The movie’s visual imagination drops off sharply once his plan gets rolling, with nothing to match the adventure and intrigue of an earlier runaway-car sequence, for example, or the ethereally (and effectively) romantic water-skimming flight on which Superman takes Lois. Singer throws around the fathers-and-sons stuff about Superman, Jor-El, and Someone Else (no spoiler necessary, believe me) to a catechismic degree, and he neatly answers the scientific-theological questions that mark a comic-book god, like, what exactly does happen to a solid when it hits the surface of Superman’s skin?

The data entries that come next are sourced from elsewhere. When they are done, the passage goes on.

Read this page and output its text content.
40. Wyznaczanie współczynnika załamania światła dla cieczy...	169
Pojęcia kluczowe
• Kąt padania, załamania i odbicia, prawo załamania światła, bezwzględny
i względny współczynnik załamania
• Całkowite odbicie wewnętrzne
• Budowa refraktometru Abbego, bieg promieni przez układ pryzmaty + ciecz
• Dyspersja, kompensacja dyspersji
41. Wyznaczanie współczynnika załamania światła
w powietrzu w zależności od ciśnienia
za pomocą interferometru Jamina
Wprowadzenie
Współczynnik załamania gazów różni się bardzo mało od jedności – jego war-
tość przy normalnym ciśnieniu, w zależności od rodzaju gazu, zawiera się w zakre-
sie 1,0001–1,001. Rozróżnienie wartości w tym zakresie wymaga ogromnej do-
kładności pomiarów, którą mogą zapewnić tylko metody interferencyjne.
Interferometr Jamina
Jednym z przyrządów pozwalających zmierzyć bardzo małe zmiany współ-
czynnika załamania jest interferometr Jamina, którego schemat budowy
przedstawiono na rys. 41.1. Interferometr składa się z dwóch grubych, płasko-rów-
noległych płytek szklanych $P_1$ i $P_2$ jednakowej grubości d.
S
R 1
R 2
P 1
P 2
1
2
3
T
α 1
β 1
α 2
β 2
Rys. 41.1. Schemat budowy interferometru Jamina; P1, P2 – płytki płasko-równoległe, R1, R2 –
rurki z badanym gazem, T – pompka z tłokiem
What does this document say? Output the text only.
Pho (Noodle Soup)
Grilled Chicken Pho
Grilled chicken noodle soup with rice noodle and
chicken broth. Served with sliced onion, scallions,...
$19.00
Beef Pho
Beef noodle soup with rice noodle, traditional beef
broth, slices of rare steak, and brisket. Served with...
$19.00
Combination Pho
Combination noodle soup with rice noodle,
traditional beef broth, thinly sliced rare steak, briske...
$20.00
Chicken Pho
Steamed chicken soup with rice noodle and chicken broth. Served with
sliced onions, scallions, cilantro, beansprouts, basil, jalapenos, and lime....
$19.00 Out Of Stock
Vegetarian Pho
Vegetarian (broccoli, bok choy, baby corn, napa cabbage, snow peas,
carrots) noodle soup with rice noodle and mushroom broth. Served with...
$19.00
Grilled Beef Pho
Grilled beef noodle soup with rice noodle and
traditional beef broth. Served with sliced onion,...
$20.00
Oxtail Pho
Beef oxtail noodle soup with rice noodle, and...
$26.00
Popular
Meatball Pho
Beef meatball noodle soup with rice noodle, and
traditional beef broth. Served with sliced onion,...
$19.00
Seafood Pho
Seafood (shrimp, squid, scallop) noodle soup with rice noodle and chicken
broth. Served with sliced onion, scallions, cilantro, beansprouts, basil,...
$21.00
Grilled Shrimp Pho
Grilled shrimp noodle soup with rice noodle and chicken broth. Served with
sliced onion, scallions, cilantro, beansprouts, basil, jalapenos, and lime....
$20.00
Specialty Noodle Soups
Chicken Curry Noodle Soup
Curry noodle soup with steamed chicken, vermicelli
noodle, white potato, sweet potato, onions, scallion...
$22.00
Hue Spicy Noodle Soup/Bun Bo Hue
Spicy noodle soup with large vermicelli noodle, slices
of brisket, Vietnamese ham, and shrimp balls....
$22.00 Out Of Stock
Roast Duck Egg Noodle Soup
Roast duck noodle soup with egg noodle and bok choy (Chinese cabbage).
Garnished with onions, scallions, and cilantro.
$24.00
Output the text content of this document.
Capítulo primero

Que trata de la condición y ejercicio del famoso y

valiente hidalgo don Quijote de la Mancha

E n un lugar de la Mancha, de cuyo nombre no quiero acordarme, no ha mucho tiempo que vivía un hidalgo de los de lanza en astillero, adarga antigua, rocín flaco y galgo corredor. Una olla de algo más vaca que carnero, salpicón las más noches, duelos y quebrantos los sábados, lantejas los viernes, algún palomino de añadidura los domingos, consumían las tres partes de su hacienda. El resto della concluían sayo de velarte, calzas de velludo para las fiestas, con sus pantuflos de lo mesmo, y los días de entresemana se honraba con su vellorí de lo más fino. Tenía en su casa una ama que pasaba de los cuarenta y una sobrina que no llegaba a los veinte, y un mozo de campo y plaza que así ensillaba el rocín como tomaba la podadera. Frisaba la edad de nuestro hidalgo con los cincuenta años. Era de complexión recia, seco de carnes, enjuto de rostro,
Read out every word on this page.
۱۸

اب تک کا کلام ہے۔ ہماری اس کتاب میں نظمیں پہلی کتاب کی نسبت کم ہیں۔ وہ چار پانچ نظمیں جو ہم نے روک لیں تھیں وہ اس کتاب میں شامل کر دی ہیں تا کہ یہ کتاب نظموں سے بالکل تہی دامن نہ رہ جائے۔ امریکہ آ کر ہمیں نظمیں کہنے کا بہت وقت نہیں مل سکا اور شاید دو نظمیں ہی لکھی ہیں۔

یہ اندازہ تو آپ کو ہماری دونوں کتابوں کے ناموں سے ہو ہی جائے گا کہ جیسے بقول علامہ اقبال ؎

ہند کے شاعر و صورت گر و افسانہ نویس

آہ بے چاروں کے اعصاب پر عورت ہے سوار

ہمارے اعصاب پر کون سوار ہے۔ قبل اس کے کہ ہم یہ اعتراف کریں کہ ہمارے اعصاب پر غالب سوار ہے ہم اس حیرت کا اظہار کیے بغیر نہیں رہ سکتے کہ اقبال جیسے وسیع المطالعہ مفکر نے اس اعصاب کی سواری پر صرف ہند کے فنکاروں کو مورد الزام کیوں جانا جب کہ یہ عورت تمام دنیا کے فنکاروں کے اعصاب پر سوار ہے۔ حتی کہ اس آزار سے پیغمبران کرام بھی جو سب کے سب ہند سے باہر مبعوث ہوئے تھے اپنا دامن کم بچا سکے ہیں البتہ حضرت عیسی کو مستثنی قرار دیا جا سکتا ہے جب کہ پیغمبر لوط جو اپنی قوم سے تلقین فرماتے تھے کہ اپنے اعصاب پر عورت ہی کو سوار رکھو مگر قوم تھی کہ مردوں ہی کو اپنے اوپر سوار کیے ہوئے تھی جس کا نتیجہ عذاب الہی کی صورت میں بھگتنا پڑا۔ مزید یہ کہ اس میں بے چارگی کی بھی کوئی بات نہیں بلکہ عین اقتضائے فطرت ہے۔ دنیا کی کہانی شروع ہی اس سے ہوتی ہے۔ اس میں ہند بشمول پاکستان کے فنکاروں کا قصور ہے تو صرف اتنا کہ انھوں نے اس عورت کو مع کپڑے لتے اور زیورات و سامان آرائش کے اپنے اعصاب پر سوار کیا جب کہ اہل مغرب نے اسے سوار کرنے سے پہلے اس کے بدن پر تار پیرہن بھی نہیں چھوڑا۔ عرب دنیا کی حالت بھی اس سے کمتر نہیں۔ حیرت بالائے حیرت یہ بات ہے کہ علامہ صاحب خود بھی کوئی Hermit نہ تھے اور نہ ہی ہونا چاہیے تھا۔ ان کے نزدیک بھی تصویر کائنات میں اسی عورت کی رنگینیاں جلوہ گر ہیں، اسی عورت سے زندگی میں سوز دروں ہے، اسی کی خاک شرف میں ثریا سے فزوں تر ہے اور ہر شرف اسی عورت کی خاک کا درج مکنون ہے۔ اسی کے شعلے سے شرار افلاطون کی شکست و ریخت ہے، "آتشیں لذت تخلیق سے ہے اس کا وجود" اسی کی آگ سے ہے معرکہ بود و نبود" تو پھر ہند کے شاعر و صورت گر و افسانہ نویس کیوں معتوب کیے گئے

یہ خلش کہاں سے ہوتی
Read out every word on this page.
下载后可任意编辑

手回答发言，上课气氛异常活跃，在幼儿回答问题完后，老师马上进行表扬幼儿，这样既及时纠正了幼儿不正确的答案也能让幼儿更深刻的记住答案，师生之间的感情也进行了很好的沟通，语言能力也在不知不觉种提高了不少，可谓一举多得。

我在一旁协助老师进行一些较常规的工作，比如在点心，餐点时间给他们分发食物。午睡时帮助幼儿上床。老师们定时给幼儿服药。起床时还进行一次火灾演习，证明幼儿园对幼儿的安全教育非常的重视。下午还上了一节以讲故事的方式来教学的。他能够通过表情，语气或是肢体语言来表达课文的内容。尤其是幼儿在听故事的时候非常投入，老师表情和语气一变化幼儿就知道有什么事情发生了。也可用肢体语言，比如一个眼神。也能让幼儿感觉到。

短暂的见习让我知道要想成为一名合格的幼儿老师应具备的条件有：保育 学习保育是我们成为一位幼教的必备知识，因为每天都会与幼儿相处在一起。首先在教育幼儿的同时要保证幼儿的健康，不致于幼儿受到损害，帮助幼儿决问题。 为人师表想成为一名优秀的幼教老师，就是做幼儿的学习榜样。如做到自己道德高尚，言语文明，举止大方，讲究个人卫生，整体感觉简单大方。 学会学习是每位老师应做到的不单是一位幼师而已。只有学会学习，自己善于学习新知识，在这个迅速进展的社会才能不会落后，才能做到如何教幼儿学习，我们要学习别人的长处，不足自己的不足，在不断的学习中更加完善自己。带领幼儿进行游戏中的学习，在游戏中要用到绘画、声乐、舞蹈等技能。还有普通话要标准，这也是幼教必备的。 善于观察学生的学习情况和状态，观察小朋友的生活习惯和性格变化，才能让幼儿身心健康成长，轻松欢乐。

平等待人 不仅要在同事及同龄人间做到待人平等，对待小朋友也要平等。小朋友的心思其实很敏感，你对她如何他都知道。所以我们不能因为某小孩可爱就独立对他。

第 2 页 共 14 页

Soon the movie shows its length and anxieties, and so other questions arose for me, such as, is Superman a crime deterrent, or functional law enforcement? How will he face today’s virtual crimes, like identity theft (and is Superman himself perhaps guilty of same)? When will he stop all this putting out of fires and just run for congress to start super-pushing important bills through committee?